Die Sonne bricht durch das Laubdach
und der Wald leuchtet auf © Jenny Kwittung

Auf rund 59 Kilometern geht es durch den Auwald immer nah an der Donau entlang. Starten können Wanderer in Günzburg. Ganz einfach lässt sich der naturnahe Weg auch in fünf Etappen erkunden, sodass der Zustieg problemlos in Offingen, Gundelfingen, Dillingen, Höchstadt und Schwennigen geschehen kann. Das Auto kann zu Hause stehen bleiben, denn alle Orte sind mit der Bahn erreichbar. 
Die Laufrichtung ist frei wählbar. Der Weg ist als zertifizierter Premiumweg in beide Richtungen durchgehend beschildert. Durch sein flaches Höhenprofil erweist sich der DonAUwald-Wanderweg als angenehme Strecke – Wandereinsteiger kommen hier voll auf ihre Kosten. Aber auch für erfahrende Wegemeister ist diese Wanderung ein Genuss. 

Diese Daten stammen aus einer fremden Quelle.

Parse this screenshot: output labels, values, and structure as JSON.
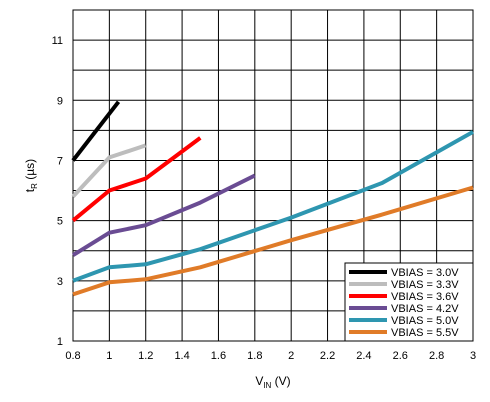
{
  "chart_data": {
    "type": "line",
    "title": "",
    "xlabel": {
      "main": "V",
      "sub": "IN",
      "unit": " (V)"
    },
    "ylabel": {
      "main": "t",
      "sub": "R",
      "unit": " (µs)"
    },
    "xlim": [
      0.8,
      3.0
    ],
    "ylim": [
      1,
      12
    ],
    "xticks": [
      0.8,
      1.0,
      1.2,
      1.4,
      1.6,
      1.8,
      2.0,
      2.2,
      2.4,
      2.6,
      2.8,
      3.0
    ],
    "xtick_labels": [
      "0.8",
      "1",
      "1.2",
      "1.4",
      "1.6",
      "1.8",
      "2",
      "2.2",
      "2.4",
      "2.6",
      "2.8",
      "3"
    ],
    "yticks": [
      1,
      3,
      5,
      7,
      9,
      11
    ],
    "ytick_labels": [
      "1",
      "3",
      "5",
      "7",
      "9",
      "11"
    ],
    "grid": true,
    "legend_position": "bottom-right",
    "series": [
      {
        "name": "VBIAS = 3.0V",
        "color": "#000000",
        "x": [
          0.8,
          1.05
        ],
        "y": [
          7.0,
          8.95
        ]
      },
      {
        "name": "VBIAS = 3.3V",
        "color": "#bdbdbd",
        "x": [
          0.8,
          1.0,
          1.2
        ],
        "y": [
          5.8,
          7.1,
          7.5
        ]
      },
      {
        "name": "VBIAS = 3.6V",
        "color": "#ff0000",
        "x": [
          0.8,
          1.0,
          1.2,
          1.5
        ],
        "y": [
          5.0,
          6.0,
          6.4,
          7.75
        ]
      },
      {
        "name": "VBIAS = 4.2V",
        "color": "#6a4c93",
        "x": [
          0.8,
          1.0,
          1.2,
          1.5,
          1.8
        ],
        "y": [
          3.85,
          4.6,
          4.85,
          5.6,
          6.5
        ]
      },
      {
        "name": "VBIAS = 5.0V",
        "color": "#2e96b0",
        "x": [
          0.8,
          1.0,
          1.2,
          1.5,
          2.0,
          2.5,
          3.0
        ],
        "y": [
          3.0,
          3.45,
          3.55,
          4.05,
          5.1,
          6.25,
          7.95
        ]
      },
      {
        "name": "VBIAS = 5.5V",
        "color": "#e07b28",
        "x": [
          0.8,
          1.0,
          1.2,
          1.5,
          2.0,
          2.5,
          3.0
        ],
        "y": [
          2.55,
          2.95,
          3.05,
          3.45,
          4.35,
          5.2,
          6.1
        ]
      }
    ]
  }
}
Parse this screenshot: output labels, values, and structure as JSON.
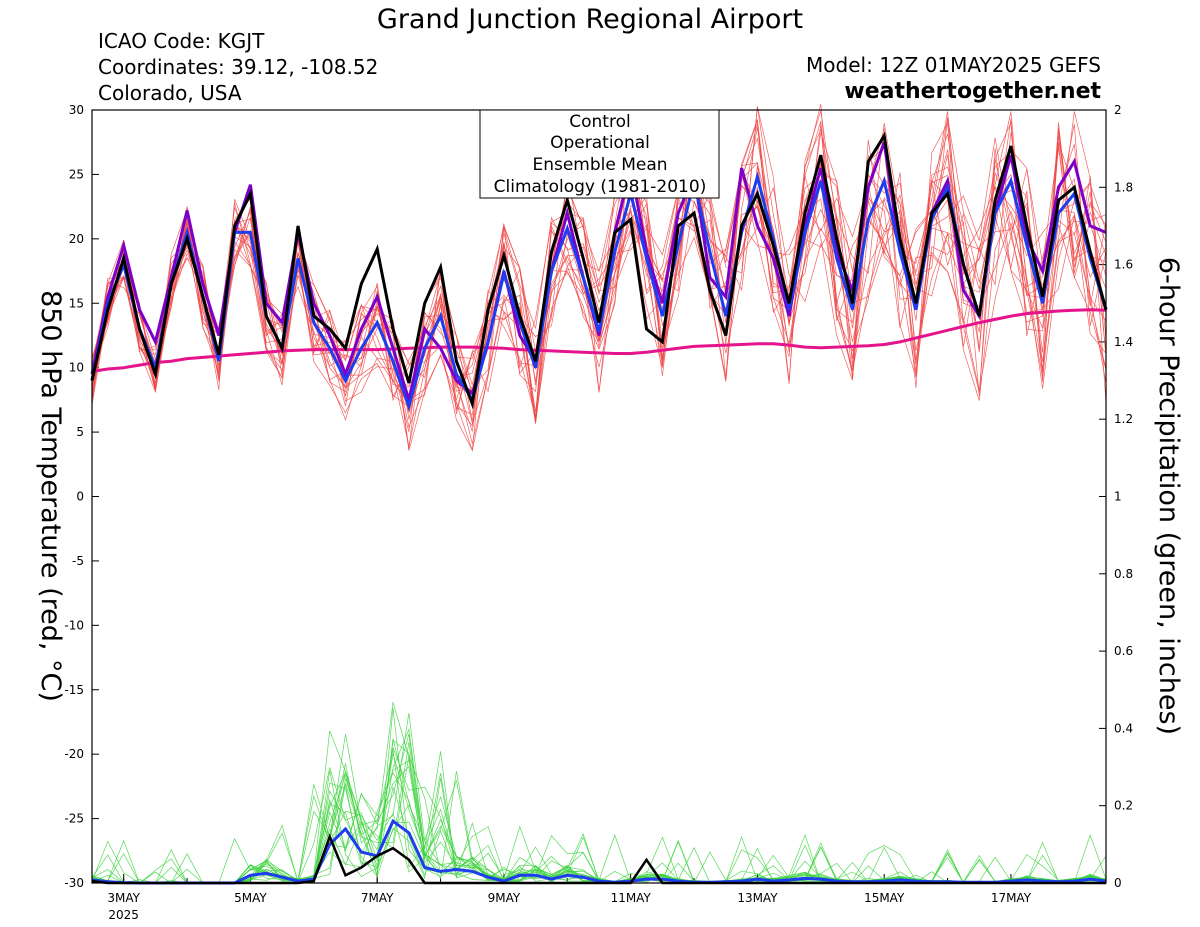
{
  "header": {
    "title": "Grand Junction Regional Airport",
    "icao": "ICAO Code: KGJT",
    "coordinates": "Coordinates: 39.12, -108.52",
    "location": "Colorado, USA",
    "model": "Model: 12Z 01MAY2025 GEFS",
    "site": "weathertogether.net"
  },
  "colors": {
    "control": "#000000",
    "operational": "#7d00c8",
    "ensemble_mean": "#1e3cf0",
    "climatology": "#e6148c",
    "members_temp": "#f04646",
    "members_precip": "#3cd23c",
    "site": "#1e96f0"
  },
  "chart_data": {
    "type": "line",
    "x_unit": "days since 00Z 1 MAY 2025",
    "xlim": [
      1.5,
      17.5
    ],
    "x_ticks": [
      {
        "x": 2,
        "label": "3MAY",
        "sub": "2025"
      },
      {
        "x": 4,
        "label": "5MAY"
      },
      {
        "x": 6,
        "label": "7MAY"
      },
      {
        "x": 8,
        "label": "9MAY"
      },
      {
        "x": 10,
        "label": "11MAY"
      },
      {
        "x": 12,
        "label": "13MAY"
      },
      {
        "x": 14,
        "label": "15MAY"
      },
      {
        "x": 16,
        "label": "17MAY"
      }
    ],
    "y_left": {
      "label": "850 hPa Temperature (red, °C)",
      "ylim": [
        -30,
        30
      ],
      "ticks": [
        30,
        25,
        20,
        15,
        10,
        5,
        0,
        -5,
        -10,
        -15,
        -20,
        -25,
        -30
      ]
    },
    "y_right": {
      "label": "6-hour Precipitation (green, inches)",
      "ylim": [
        0,
        2
      ],
      "ticks": [
        2,
        1.8,
        1.6,
        1.4,
        1.2,
        1,
        0.8,
        0.6,
        0.4,
        0.2,
        0
      ]
    },
    "legend": {
      "position": "top-center",
      "entries": [
        "Control",
        "Operational",
        "Ensemble Mean",
        "Climatology (1981-2010)"
      ]
    },
    "temperature": {
      "x_start": 1.5,
      "dx": 0.25,
      "control": [
        9,
        14.5,
        18.5,
        13,
        9.5,
        16.5,
        20,
        15.5,
        11,
        21,
        23.5,
        14,
        11.5,
        21,
        14,
        13,
        11.5,
        16.5,
        19.2,
        13,
        8.8,
        15,
        17.8,
        10.5,
        7.2,
        14.5,
        18.7,
        14,
        10.5,
        19,
        23,
        18.5,
        13.5,
        20.5,
        21.5,
        13,
        12,
        21,
        22,
        16,
        12.5,
        21,
        23.5,
        19.5,
        15,
        22,
        26.5,
        20,
        15,
        26,
        28,
        20,
        15,
        22,
        23.5,
        18,
        14,
        23,
        27.2,
        21,
        15.5,
        23,
        24,
        19,
        14.5
      ],
      "operational": [
        9.5,
        15.5,
        19.5,
        14.5,
        12,
        17,
        22.2,
        16.5,
        12.5,
        20.5,
        24.2,
        15,
        13.5,
        20.5,
        15,
        12.5,
        9.5,
        13,
        15.5,
        11.5,
        7.5,
        13,
        11.5,
        9,
        8,
        12,
        17.5,
        12.5,
        10.5,
        17.5,
        22,
        17,
        12.5,
        20.5,
        25.5,
        19,
        15,
        22,
        25,
        17,
        15.5,
        25.5,
        21,
        18.5,
        14,
        21,
        25.5,
        19,
        16,
        24,
        27.5,
        19,
        14.5,
        22,
        24.5,
        16,
        14,
        22,
        26.5,
        20,
        17.5,
        24,
        26,
        21,
        20.5
      ],
      "ensemble_mean": [
        9,
        15,
        18,
        13,
        10,
        16.5,
        20.5,
        15.5,
        10.5,
        20.5,
        20.5,
        14,
        11.5,
        18.5,
        13.5,
        11.5,
        9,
        11.5,
        13.5,
        10.5,
        7,
        11.5,
        14,
        9.5,
        7.5,
        12,
        17.3,
        13.5,
        10,
        17.5,
        20.8,
        17,
        12.8,
        19,
        23.5,
        18.5,
        14,
        19.5,
        24.5,
        19,
        14,
        20.5,
        24.8,
        20,
        14.5,
        20.5,
        24.5,
        18.5,
        14.5,
        21.5,
        24.5,
        19,
        14.5,
        21.5,
        24,
        18,
        14,
        22,
        24.5,
        19.5,
        15,
        22,
        23.5,
        18.5,
        14.5
      ],
      "climatology": [
        9.7,
        9.9,
        10.0,
        10.2,
        10.4,
        10.5,
        10.7,
        10.8,
        10.9,
        11.0,
        11.1,
        11.2,
        11.3,
        11.35,
        11.4,
        11.4,
        11.4,
        11.4,
        11.4,
        11.45,
        11.5,
        11.55,
        11.6,
        11.6,
        11.6,
        11.55,
        11.5,
        11.4,
        11.35,
        11.3,
        11.25,
        11.2,
        11.15,
        11.1,
        11.1,
        11.2,
        11.35,
        11.5,
        11.65,
        11.7,
        11.75,
        11.8,
        11.85,
        11.85,
        11.75,
        11.6,
        11.55,
        11.6,
        11.65,
        11.7,
        11.8,
        12.0,
        12.3,
        12.6,
        12.9,
        13.2,
        13.5,
        13.75,
        14.0,
        14.2,
        14.3,
        14.4,
        14.45,
        14.5,
        14.45
      ]
    },
    "precipitation": {
      "x_start": 1.5,
      "dx": 0.25,
      "control": [
        0.005,
        0,
        0,
        0,
        0,
        0,
        0,
        0,
        0,
        0,
        0,
        0,
        0,
        0,
        0.005,
        0.12,
        0.02,
        0.04,
        0.07,
        0.09,
        0.06,
        0,
        0,
        0,
        0,
        0,
        0,
        0,
        0,
        0,
        0,
        0,
        0,
        0,
        0,
        0.06,
        0,
        0,
        0,
        0,
        0,
        0,
        0,
        0,
        0,
        0,
        0,
        0,
        0,
        0,
        0,
        0,
        0,
        0,
        0,
        0,
        0,
        0,
        0,
        0,
        0,
        0,
        0,
        0,
        0
      ],
      "ensemble_mean": [
        0.008,
        0.003,
        0.001,
        0,
        0,
        0,
        0,
        0,
        0,
        0,
        0.02,
        0.025,
        0.015,
        0.005,
        0.01,
        0.1,
        0.14,
        0.08,
        0.07,
        0.16,
        0.13,
        0.04,
        0.03,
        0.035,
        0.03,
        0.015,
        0.005,
        0.02,
        0.02,
        0.01,
        0.02,
        0.015,
        0.005,
        0.002,
        0.005,
        0.01,
        0.01,
        0.005,
        0.002,
        0.002,
        0.003,
        0.005,
        0.01,
        0.005,
        0.008,
        0.012,
        0.01,
        0.005,
        0.003,
        0.003,
        0.005,
        0.008,
        0.005,
        0.003,
        0.003,
        0.002,
        0.002,
        0.002,
        0.005,
        0.008,
        0.005,
        0.003,
        0.005,
        0.01,
        0.005
      ]
    }
  }
}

Der Auwald: ein besonderes Biotop

Die Flora und Fauna hat mit speziellen Arten ein paradiesisches Fleckchen Erde entstehen lassen. Maßgebend dafür ist der Wechsel zwischen trockenen Magerrasen – sogenannte Brennen – und den ehemaligen Flussschlingen der Donau mit Schilfröhrichten – eine Mischung aus Planzen die im Flachwasser- und Uferrandbereich von Gewässern heimisch sind. 
Durch die regelmäßigen Überschwemmungen und den schattenspendenen Auwald ist das Gebiet nicht nur für Pflanzen, wie den Frauenschuh, Narzissengewächse und Märzenbecher eine Heimat, sondern auch für den Eisvogel und Biber. Außerdem ist das Auengebiet eine willkommen Raststation für Zugvögel. 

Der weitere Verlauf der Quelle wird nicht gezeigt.